Published on April 14th, 2021 | by Alan Dwyer


Dublin Airport Launches WebTrak Flight Monitoring Service

Dublin Airport has launched WebTrak, an internet-based service that enables local communities to access flight paths and noise levels for arriving and departing aircraft at the airport. The system was established in collaboration with the Irish Aviation Authority, which provides air traffic control services in Ireland and Envirosuite environmental management experts. Webtrak, which provides information that is an hour behind real-time, is an interactive tool that allows users to check flight path and noise data in relation to any specific flight. To check data on a specific noise incident a user can simply input their Eircode and enter an approximate time within the historical section of the site.

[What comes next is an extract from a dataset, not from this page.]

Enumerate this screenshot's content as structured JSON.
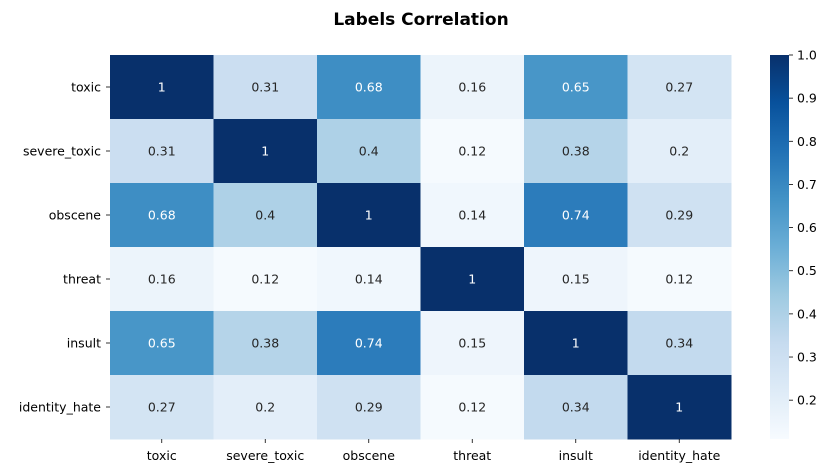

Vincent Harrison of the DAA

Commenting on the introduction of the WebTrak system, Dublin Airport Managing Director Vincent Harrison said, “Webtrak is the latest initiative in Dublin Airport’s ongoing commitment to its neighbours. We have been engaging with our local communities for decades now and we know this will be a welcome tool for those concerned with aircraft noise. Webtrak is available for everyone to access on our website and provides information on flight origin, destination, aircraft type, height, flight path and noise level registered on the airport’s noise monitoring terminals. The system also provides an additional simplified way for members of the public to submit noise complaints.

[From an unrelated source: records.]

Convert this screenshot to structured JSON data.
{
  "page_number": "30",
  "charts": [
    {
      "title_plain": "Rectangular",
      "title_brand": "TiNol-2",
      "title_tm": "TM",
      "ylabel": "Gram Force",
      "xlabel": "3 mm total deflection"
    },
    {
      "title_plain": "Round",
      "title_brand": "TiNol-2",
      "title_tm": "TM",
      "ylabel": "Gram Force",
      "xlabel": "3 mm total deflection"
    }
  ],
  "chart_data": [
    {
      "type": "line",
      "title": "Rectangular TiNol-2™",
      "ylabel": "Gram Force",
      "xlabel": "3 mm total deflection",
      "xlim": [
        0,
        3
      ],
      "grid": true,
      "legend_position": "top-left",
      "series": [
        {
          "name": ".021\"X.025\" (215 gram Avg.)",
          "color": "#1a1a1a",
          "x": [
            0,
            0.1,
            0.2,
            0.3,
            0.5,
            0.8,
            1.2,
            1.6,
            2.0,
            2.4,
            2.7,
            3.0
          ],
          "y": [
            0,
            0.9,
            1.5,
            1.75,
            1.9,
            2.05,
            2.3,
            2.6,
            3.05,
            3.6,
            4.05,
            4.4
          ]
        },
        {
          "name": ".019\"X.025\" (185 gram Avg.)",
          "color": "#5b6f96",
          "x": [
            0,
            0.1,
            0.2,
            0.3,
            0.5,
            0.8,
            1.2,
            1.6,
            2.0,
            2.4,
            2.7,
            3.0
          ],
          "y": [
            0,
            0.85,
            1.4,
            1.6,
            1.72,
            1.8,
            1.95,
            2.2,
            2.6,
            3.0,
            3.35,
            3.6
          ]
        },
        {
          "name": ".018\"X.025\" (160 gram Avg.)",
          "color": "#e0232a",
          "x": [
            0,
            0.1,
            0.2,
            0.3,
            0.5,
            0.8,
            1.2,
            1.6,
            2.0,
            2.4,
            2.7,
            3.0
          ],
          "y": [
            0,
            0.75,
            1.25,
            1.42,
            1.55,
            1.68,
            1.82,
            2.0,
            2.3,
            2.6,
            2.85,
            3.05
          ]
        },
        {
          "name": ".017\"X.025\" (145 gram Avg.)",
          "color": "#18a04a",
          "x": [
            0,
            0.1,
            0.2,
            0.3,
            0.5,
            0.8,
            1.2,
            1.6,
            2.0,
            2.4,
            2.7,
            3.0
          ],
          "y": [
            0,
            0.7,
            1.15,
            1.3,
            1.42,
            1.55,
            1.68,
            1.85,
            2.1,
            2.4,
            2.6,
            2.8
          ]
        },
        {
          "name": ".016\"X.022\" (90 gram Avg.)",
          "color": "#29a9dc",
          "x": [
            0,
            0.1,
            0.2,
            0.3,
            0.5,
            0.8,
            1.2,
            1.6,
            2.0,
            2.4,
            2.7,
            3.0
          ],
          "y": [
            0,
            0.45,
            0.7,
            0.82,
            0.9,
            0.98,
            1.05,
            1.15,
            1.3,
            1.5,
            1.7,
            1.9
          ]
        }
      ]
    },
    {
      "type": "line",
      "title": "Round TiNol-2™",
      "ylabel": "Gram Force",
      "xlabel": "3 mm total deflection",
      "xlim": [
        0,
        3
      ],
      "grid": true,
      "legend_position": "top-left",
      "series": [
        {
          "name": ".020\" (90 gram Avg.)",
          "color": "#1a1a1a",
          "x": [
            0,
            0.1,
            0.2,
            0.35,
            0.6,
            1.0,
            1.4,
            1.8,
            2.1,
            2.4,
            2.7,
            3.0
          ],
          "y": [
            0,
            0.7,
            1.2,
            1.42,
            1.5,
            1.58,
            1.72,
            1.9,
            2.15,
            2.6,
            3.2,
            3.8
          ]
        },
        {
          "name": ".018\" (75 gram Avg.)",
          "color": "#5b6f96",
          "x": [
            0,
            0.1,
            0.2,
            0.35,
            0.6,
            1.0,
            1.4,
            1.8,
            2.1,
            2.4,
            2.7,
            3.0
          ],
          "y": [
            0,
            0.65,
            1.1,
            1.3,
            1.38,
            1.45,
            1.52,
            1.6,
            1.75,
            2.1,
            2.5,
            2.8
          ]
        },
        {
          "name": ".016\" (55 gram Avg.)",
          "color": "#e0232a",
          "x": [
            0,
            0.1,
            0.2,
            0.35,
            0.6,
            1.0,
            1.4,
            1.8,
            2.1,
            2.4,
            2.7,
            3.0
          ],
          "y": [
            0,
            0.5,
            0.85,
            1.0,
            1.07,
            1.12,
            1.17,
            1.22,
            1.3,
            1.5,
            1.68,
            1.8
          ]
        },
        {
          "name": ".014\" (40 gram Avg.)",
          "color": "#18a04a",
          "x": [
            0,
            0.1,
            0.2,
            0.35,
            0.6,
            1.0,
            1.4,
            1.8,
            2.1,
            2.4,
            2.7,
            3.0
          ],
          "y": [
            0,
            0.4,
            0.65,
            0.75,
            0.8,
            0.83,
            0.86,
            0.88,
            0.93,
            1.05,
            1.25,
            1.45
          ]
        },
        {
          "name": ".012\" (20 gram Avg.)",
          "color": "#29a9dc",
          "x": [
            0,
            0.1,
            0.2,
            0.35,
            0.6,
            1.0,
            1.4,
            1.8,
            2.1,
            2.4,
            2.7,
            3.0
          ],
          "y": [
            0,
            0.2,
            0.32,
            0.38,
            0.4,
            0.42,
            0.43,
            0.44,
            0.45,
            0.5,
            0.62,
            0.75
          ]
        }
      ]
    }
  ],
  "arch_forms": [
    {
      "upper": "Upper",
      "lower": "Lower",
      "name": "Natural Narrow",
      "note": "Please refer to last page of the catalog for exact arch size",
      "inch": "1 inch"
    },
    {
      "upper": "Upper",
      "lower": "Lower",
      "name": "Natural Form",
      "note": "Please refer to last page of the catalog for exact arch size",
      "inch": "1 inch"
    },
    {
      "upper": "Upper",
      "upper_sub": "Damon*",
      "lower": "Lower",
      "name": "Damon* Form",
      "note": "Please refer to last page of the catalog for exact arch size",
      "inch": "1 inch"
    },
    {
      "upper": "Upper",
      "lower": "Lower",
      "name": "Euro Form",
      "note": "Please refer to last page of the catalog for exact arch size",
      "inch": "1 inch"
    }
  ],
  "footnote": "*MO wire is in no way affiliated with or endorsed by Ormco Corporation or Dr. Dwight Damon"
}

Envirosuite environmental management experts have in-depth experience in noise and flight track monitoring and have deployed Webtrak up in over 70 airports worldwide, including London Heathrow and Stansted in the UK, Amsterdam Schiphol, San Francisco and Toronto Pearson in Canada. Webtrak also contains an automated noise complaint system, which is supplementary to the existing electronic, telephone and postal options that are available to members of the public. The interactive tool allows users to identify their location by Eircode or map, and view flight data in relation to that specific location. The user does not have to download any specific software and is available on a computer or smart phone. Historic flight information is of particular interest to aviation enthusiasts but also supports the system’s automated noise complaint system, which is supplementary to the existing electronic, telephone and postal options.